Pre-draft measurables
| Height | Weight | 40-yard dash | 10-yard split | 20-yard split | 20-yard shuttle | Three-cone drill | Vertical jump | Broad jump | Bench press |
| 6 ft 3+3⁄8 in (1.91 m) | 259 lb (117 kg) | 4.95 s | 1.71 s | 2.86 s | 4.46 s | 7.27 s | 29+1⁄2 in (0.75 m) | 9 ft 0 in (2.74 m) | 19 reps |
All values from NFL Combine.

===Atlanta Falcons===
Fells was originally signed by the Atlanta Falcons as an undrafted free agent in 2006.

===Oakland Raiders===
On September 4, 2007, the Oakland Raiders assigned Fells to the practice squad.

===Tampa Bay Buccaneers===
On January 1, 2008, Fells signed a Reserve/Future contract with the Tampa Bay Buccaneers.

===St. Louis Rams===
In October 2008, Fells signed a free agent contract with the St. Louis Rams. In 2008, he played 12 games with one start and caught seven passes for 81 yards. He was placed on injured reserve on December 21, 2008. In 2009, he came back with 21 catches for 273 yards and three touchdowns. He played in 14 games and started four. Then in 2010, he played in every game and started seven. He had career high in catches, and receiving yards with rookie Sam Bradford.

===Denver Broncos===
Fells signed a one-year contract with the Denver Broncos on July 31, 2011.

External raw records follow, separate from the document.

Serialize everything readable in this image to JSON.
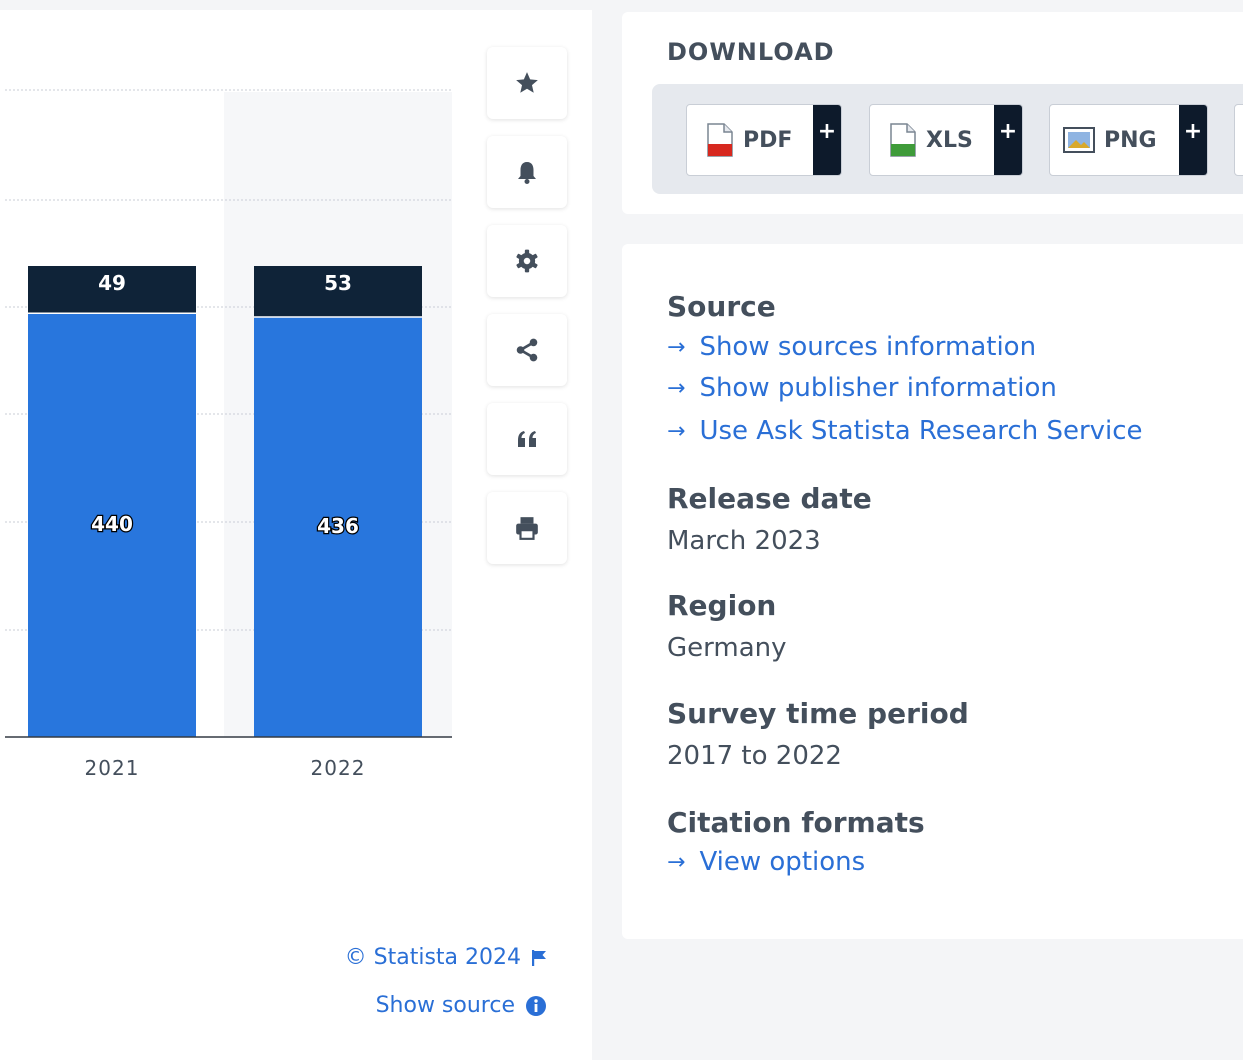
{
  "chart_data": {
    "type": "bar",
    "stacked": true,
    "categories": [
      "2021",
      "2022"
    ],
    "series": [
      {
        "values": [
          440,
          436
        ],
        "color": "#2876dd"
      },
      {
        "values": [
          49,
          53
        ],
        "color": "#0f2338"
      }
    ],
    "grid": true
  },
  "toolbar": {
    "items": [
      {
        "icon": "star-icon"
      },
      {
        "icon": "bell-icon"
      },
      {
        "icon": "gear-icon"
      },
      {
        "icon": "share-icon"
      },
      {
        "icon": "quote-icon"
      },
      {
        "icon": "print-icon"
      }
    ]
  },
  "credits": {
    "copyright": "© Statista 2024",
    "show_source": "Show source"
  },
  "download": {
    "title": "DOWNLOAD",
    "buttons": [
      {
        "label": "PDF",
        "plus": "+"
      },
      {
        "label": "XLS",
        "plus": "+"
      },
      {
        "label": "PNG",
        "plus": "+"
      }
    ]
  },
  "info": {
    "source_heading": "Source",
    "source_links": [
      "Show sources information",
      "Show publisher information",
      "Use Ask Statista Research Service"
    ],
    "release_heading": "Release date",
    "release_value": "March 2023",
    "region_heading": "Region",
    "region_value": "Germany",
    "period_heading": "Survey time period",
    "period_value": "2017 to 2022",
    "citation_heading": "Citation formats",
    "citation_link": "View options",
    "arrow": "→"
  }
}
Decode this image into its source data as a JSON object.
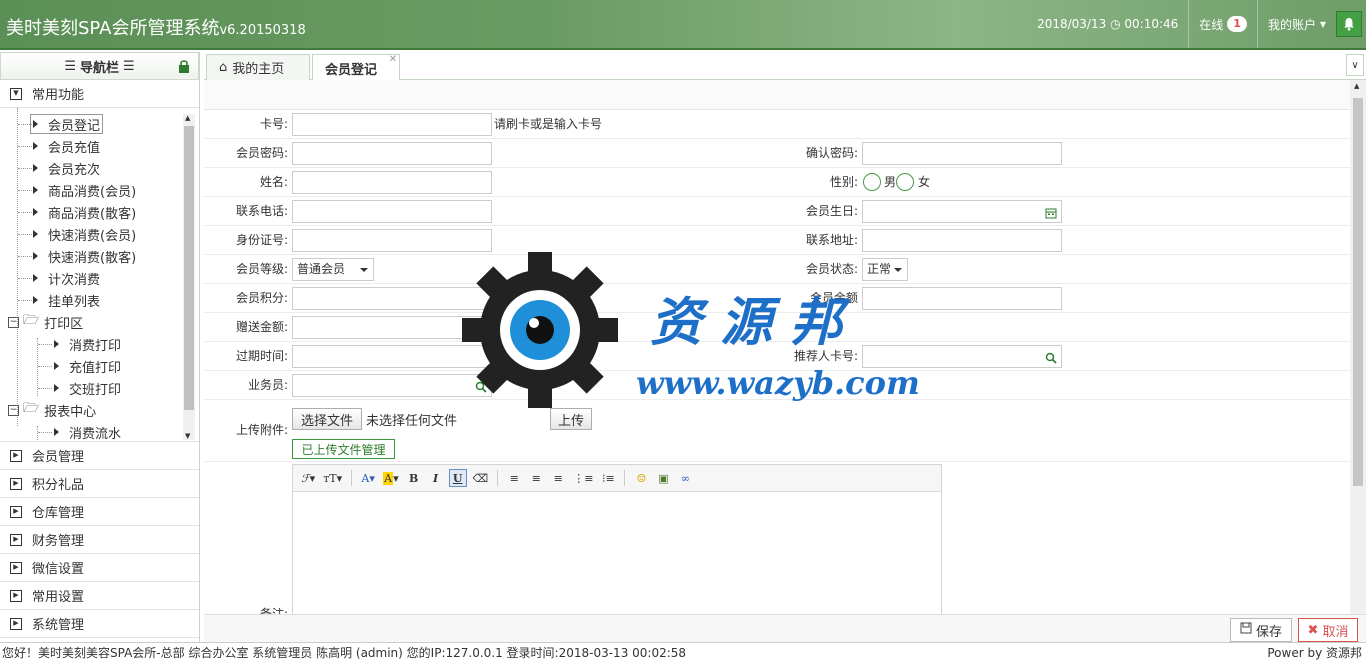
{
  "app": {
    "title": "美时美刻SPA会所管理系统",
    "version": "v6.20150318",
    "datetime": "2018/03/13",
    "time": "00:10:46",
    "online_label": "在线",
    "online_count": "1",
    "account_label": "我的账户"
  },
  "sidebar": {
    "header": "导航栏",
    "common_section": "常用功能",
    "tree": [
      {
        "label": "会员登记"
      },
      {
        "label": "会员充值"
      },
      {
        "label": "会员充次"
      },
      {
        "label": "商品消费(会员)"
      },
      {
        "label": "商品消费(散客)"
      },
      {
        "label": "快速消费(会员)"
      },
      {
        "label": "快速消费(散客)"
      },
      {
        "label": "计次消费"
      },
      {
        "label": "挂单列表"
      }
    ],
    "print_folder": "打印区",
    "print_items": [
      "消费打印",
      "充值打印",
      "交班打印"
    ],
    "report_folder": "报表中心",
    "report_items": [
      "消费流水"
    ],
    "sections": [
      "会员管理",
      "积分礼品",
      "仓库管理",
      "财务管理",
      "微信设置",
      "常用设置",
      "系统管理"
    ]
  },
  "tabs": {
    "home": "我的主页",
    "register": "会员登记"
  },
  "form": {
    "card_no": "卡号:",
    "card_hint": "请刷卡或是输入卡号",
    "password": "会员密码:",
    "confirm_password": "确认密码:",
    "name": "姓名:",
    "gender": "性别:",
    "male": "男",
    "female": "女",
    "phone": "联系电话:",
    "birthday": "会员生日:",
    "id_card": "身份证号:",
    "address": "联系地址:",
    "level": "会员等级:",
    "level_value": "普通会员",
    "status": "会员状态:",
    "status_value": "正常",
    "points": "会员积分:",
    "balance": "会员余额",
    "gift_amount": "赠送金额:",
    "expire": "过期时间:",
    "referrer": "推荐人卡号:",
    "salesman": "业务员:",
    "attachment": "上传附件:",
    "choose_file": "选择文件",
    "no_file": "未选择任何文件",
    "upload": "上传",
    "uploaded_mgmt": "已上传文件管理",
    "remark": "备注:"
  },
  "actions": {
    "save": "保存",
    "cancel": "取消"
  },
  "status": {
    "text": "您好！美时美刻美容SPA会所-总部 综合办公室 系统管理员 陈高明 (admin) 您的IP:127.0.0.1 登录时间:2018-03-13 00:02:58",
    "power": "Power by 资源邦"
  },
  "watermark": {
    "cn": "资 源 邦",
    "url": "www.wazyb.com"
  },
  "colors": {
    "header_green": "#5a8f55",
    "accent_green": "#44a044",
    "cancel_red": "#d9534f"
  }
}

===New England Patriots===
Fells agreed to sign a three-year deal with the New England Patriots on March 19, 2012. On August 30, 2013, Fells was released.

===New York Giants===
On January 7, 2014, Fells was signed by the New York Giants. On October 5, 2015, the Giants announced that Fells had been dealing with a chronic ankle condition, which was later discovered to be a staphylococcal infection, a discovery made after he had received a cortisone injection for his ankle injury. The infection was found to be methicillin-resistant Staphylococcus aureus (MRSA), which is resistant to many antibiotics that are used to treat staph infections. Fells had a high fever upon his arrival on October 2, 2015, at the emergency room, where he had been taken by his wife. Due to the staph infection found in his ankle, he was placed on injured reserve. On October 9, 2015, he was moved from the intensive care unit (ICU) to a private room. On July 26, 2016, Fells announced his retirement from the NFL.